Network I/O monitoring per ray job/task level

  • Medium: It contributes to significant difficulty to complete my task, but I can work around it.

I would like to know if there are any metrics that ray provides to monitor job/task level network I/O. I am using Ray tasks to process video streams and would be very beneficial to have such metrics.

If there is no such metrics, it will be great if you could direct me to other alternatives that I might be able to look into to achieve similar level of monitoring. Thank you in advance!

Check out this: Collecting and monitoring metrics — Ray 2.9.3

I don’t think there are out-of-box metrics for your use cases.
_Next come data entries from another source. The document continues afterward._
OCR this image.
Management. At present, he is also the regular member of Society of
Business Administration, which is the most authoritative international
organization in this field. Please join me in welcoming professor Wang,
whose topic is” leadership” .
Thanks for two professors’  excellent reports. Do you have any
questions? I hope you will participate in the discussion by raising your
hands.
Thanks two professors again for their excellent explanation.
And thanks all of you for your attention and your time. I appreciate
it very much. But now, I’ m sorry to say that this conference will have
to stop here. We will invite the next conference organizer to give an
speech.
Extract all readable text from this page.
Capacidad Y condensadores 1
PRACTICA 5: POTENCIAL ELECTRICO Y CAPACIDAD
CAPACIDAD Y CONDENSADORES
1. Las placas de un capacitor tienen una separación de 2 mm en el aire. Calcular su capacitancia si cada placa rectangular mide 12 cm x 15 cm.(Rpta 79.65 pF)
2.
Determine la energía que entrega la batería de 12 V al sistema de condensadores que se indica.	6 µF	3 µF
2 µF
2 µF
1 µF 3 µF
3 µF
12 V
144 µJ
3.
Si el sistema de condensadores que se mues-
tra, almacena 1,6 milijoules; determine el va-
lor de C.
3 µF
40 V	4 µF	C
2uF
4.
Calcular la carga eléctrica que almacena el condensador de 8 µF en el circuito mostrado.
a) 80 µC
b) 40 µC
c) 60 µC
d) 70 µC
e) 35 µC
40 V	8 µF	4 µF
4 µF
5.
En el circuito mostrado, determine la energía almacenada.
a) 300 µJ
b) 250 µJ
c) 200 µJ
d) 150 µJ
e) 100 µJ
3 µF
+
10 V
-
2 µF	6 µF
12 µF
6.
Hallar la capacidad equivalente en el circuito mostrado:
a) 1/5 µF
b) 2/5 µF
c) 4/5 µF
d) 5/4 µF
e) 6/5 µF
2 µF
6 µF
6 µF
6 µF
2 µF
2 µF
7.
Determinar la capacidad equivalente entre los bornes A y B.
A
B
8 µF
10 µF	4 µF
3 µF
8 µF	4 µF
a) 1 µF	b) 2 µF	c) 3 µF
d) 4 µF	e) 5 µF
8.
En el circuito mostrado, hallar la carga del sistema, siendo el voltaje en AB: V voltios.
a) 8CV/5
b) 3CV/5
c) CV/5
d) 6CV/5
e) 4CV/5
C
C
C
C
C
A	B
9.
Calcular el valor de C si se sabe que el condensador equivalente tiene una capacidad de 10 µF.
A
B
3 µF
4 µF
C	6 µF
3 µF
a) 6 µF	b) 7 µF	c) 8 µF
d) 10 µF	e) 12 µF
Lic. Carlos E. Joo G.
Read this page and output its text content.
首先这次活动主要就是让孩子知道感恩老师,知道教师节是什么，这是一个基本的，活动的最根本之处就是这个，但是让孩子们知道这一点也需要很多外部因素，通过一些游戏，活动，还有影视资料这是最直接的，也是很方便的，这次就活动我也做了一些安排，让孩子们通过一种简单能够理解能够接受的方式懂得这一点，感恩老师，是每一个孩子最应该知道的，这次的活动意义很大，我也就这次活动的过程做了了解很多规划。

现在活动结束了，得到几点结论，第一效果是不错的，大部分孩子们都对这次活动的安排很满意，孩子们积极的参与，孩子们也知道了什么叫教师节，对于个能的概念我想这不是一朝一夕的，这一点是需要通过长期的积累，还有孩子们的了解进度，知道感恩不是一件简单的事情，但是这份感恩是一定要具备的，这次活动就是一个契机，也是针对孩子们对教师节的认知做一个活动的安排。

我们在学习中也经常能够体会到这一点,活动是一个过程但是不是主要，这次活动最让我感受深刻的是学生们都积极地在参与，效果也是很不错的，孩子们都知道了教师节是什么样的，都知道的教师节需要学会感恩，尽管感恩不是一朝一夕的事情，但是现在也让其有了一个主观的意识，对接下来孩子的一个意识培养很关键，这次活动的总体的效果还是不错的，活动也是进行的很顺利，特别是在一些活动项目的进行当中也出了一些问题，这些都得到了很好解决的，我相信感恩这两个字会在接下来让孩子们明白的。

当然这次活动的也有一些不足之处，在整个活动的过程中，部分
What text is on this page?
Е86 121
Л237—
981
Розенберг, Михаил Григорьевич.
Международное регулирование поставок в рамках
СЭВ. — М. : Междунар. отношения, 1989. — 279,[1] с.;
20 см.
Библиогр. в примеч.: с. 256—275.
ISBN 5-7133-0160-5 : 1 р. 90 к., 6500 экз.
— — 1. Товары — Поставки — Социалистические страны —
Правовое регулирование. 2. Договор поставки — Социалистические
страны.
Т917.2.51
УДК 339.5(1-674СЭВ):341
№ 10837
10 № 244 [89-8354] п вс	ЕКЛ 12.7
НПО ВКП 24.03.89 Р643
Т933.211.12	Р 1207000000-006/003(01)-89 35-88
You can report custom application metrics by yourself.

Thank you for the reply.

I did read the link that you’ve posted and had ray dashboard set up with my existing grafana and prometheus. But further on to the plain metrics, I was wondering if there is any information on how to add additional metric panels to the ray dashboard (like the custom application metrics that you’ve suggested). I don’t seem to find such information on the page that you gave me or on other ray docs.

Thank you again!

Best,
Claire

You want to customize the UI/embedded grafana graphs in Ray Dashboard?
If so, it’s not supported out of the box. You need to customize the Ray code (probably here ray/dashboard/client/src/pages/metrics/Metrics.tsx at master · ray-project/ray · GitHub) and compile and build the UI by yourself.

Another option is to not rely on ray dashboard, use Grafana with your custom dashboards instead.

Thank you for the reply. I will look into adding custom metrics and using Grafana for monitoring :slight_smile: